Ted S. Warren  /  AP file
The Space Needle hovers above Seattle’s monorail tracks. The once-lauded public transit system, opened in 1962, has suffered from money, management issues.
updated 7/17/2005 3:45:37 PM ET 2005-07-17T19:45:37

When it first whooshed through the sky above crowds at the 1962 World’s Fair, the gleaming metallic car of Seattle’s monorail was lauded as the future of mass public transit.

More than 40 years later, the one-mile run is still the only train in town. And a series of management shake-ups and money problems have even some supporters wondering how an expanded monorail will get off the ground in this traffic-plagued city.

If the project does sputter, it would be an ignoble end for an idea that Seattle voters have supported four times in the past decade.

“There’s always been a lot of questions about this project and basically all of the questions have come home to roost,” said City Councilman Richard Conlin, a self-described monorail skeptic. “A lot of people are saying, ’Forget it altogether.”’

The monorail has long been part of environmentally conscious Seattle’s shared dream for a new transit system. Many point to the World’s Fair, which also gave Seattle its trademark Space Needle, as the source of public desire for a slick, futuristic electric train that would clear cars from the street below.

“Somehow, you’d be able to go wherever you want, whenever you want, and it would be cheap and easy and that sort of thing. It’s a vision,” Conlin said.

The city’s tree-fringed waterside vistas and looming snowcapped mountains also make an elevated train an attractive option, said Peter Sherwin, a monorail activist.

“Seattle is a fabulously beautiful place,” he said. “The ride on this monorail ... the awesome views that you would get at sunset or sunrise or any other time of day, for that matter, would be beautiful.”

The project’s cloudy future springs from a dire financial picture and a highly criticized borrowing plan that prompted the resignations of the city monorail board’s chairman and executive director days after fellow board members rejected it.
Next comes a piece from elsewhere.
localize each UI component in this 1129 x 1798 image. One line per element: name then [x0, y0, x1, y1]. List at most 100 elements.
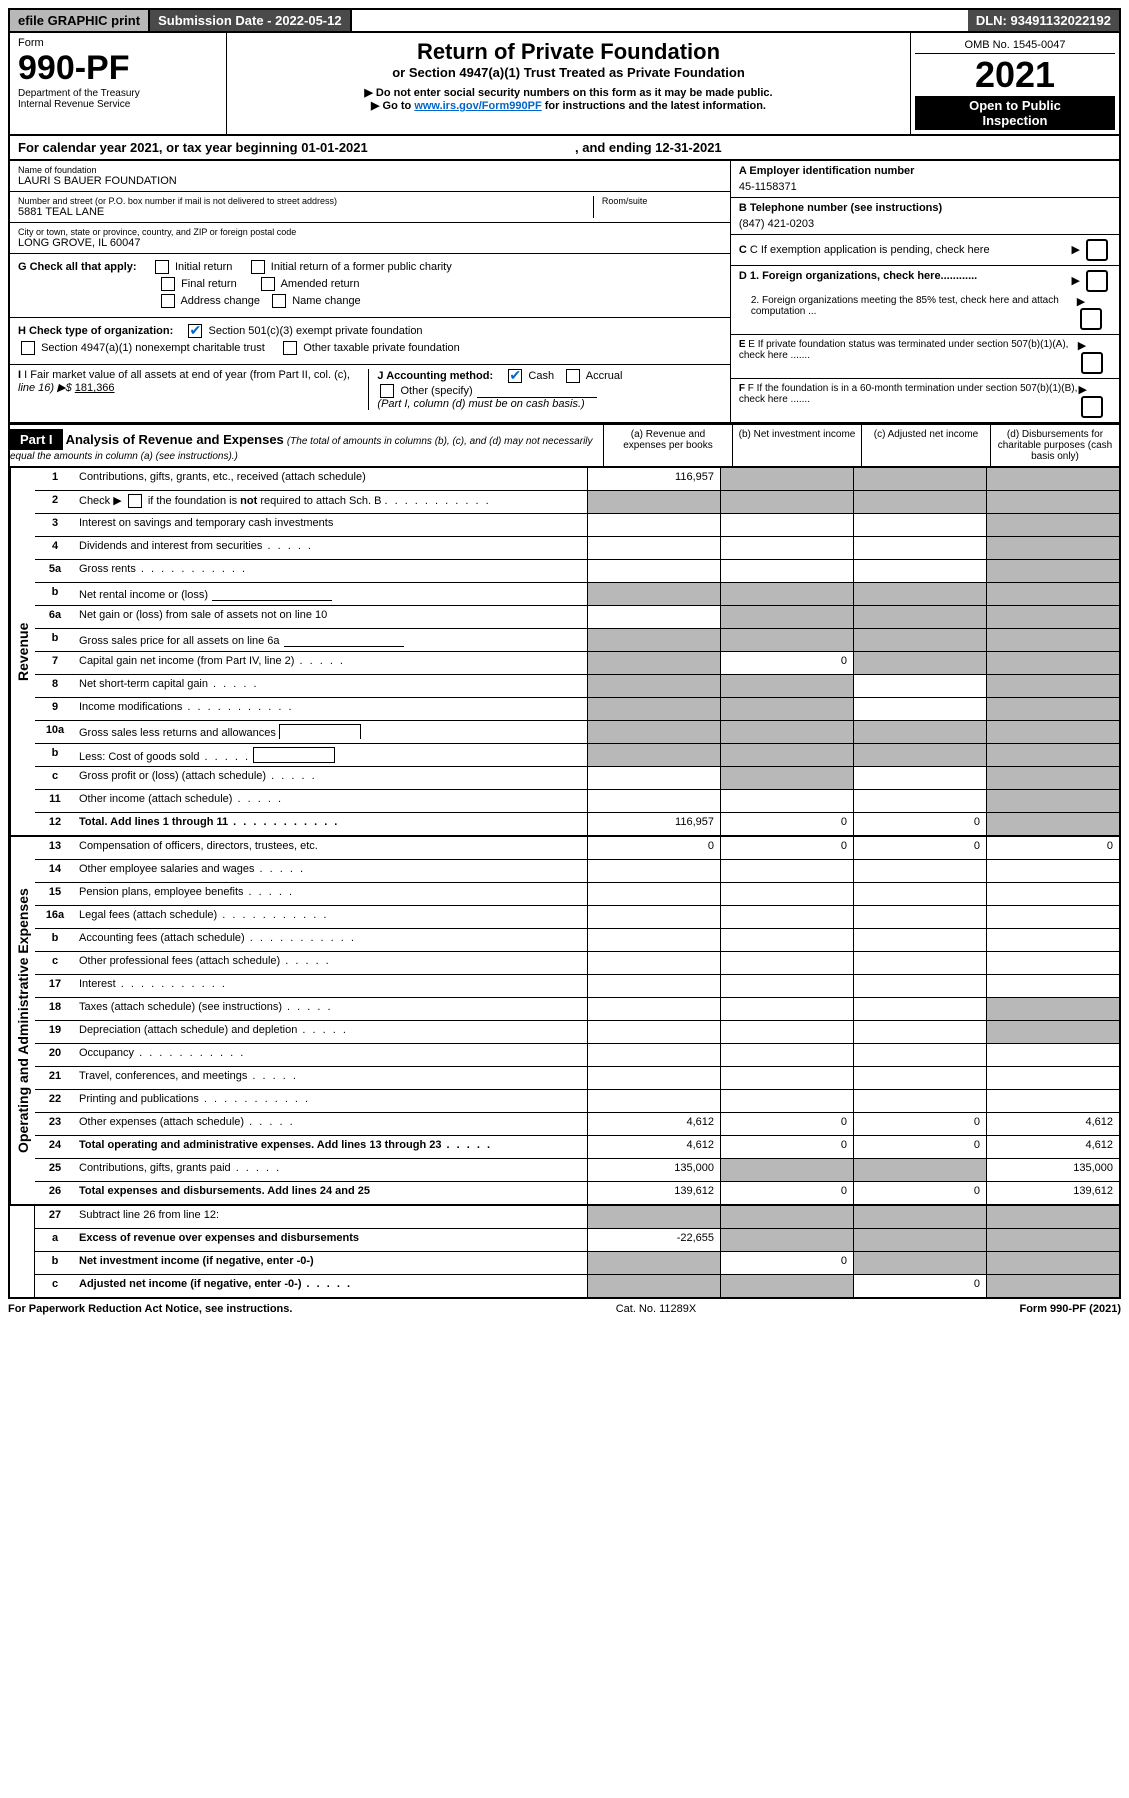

The plan was released late last month after negotiations with the Cascadia Monorail Co., a consortium of 29 companies that would design, build, operate and maintain the line. It would have paid more than $9 billion in interest on low-grade bonds, more than four times the project’s estimated cost.

Critics said discussions between the monorail board and Cascadia — the only bidder — were too secretive, and some are now calling for the project to face a new round of bids. Cascadia’s current offer lapses in mid-December.

If it can’t develop a satisfactory alternative, the board will need to cut costs or raise more money, which could require another citywide vote.

At a recent public meeting, board members heard some words of encouragement along with heavy criticism from opponents and city residents.

Jo Hill, who lives in the city’s Crown Hill neighborhood, chastised officials for failing to live within their budget or deliver the promised 14-mile Green Line. “The time has come to give us what we voted for at the advertised price, or stop the bleeding, pay what we owe and stop the current folly,” she said.

Kristina Hill, the board’s vice chairwoman, says she’s leery of voter fatigue over the project. And while the board considers all options “on the table,” it also believes it can find a solution that fits with its current construction proposal, Hill said.

“I think that just starting from scratch would be a mistake,” she said.

Sherwin, who has been co-chairman of the city’s past two monorail campaigns, said financial supporters and campaigners also are growing tired of trotting out the same message.

“There’s a certain tiredness to the campaigning, over and over,” he said. “I can’t take it anymore. It’s the same conversation, it’s six years of the same stuff.”

However, Ben Schiendelman, who also attended the public hearing, said Seattle residents still support the idea of a monorail because they’re desperate for something to ease their traffic woes. A study of 2003 traffic figures by the Texas Transportation Institute ranked Seattle tied with Detroit for the nation’s 12th worst congestion during peak driving times.

Given any number of trains, subways or buses to choose from, “I think most people would say ’I don’t care. Just get it done,”’ Schiendelman said.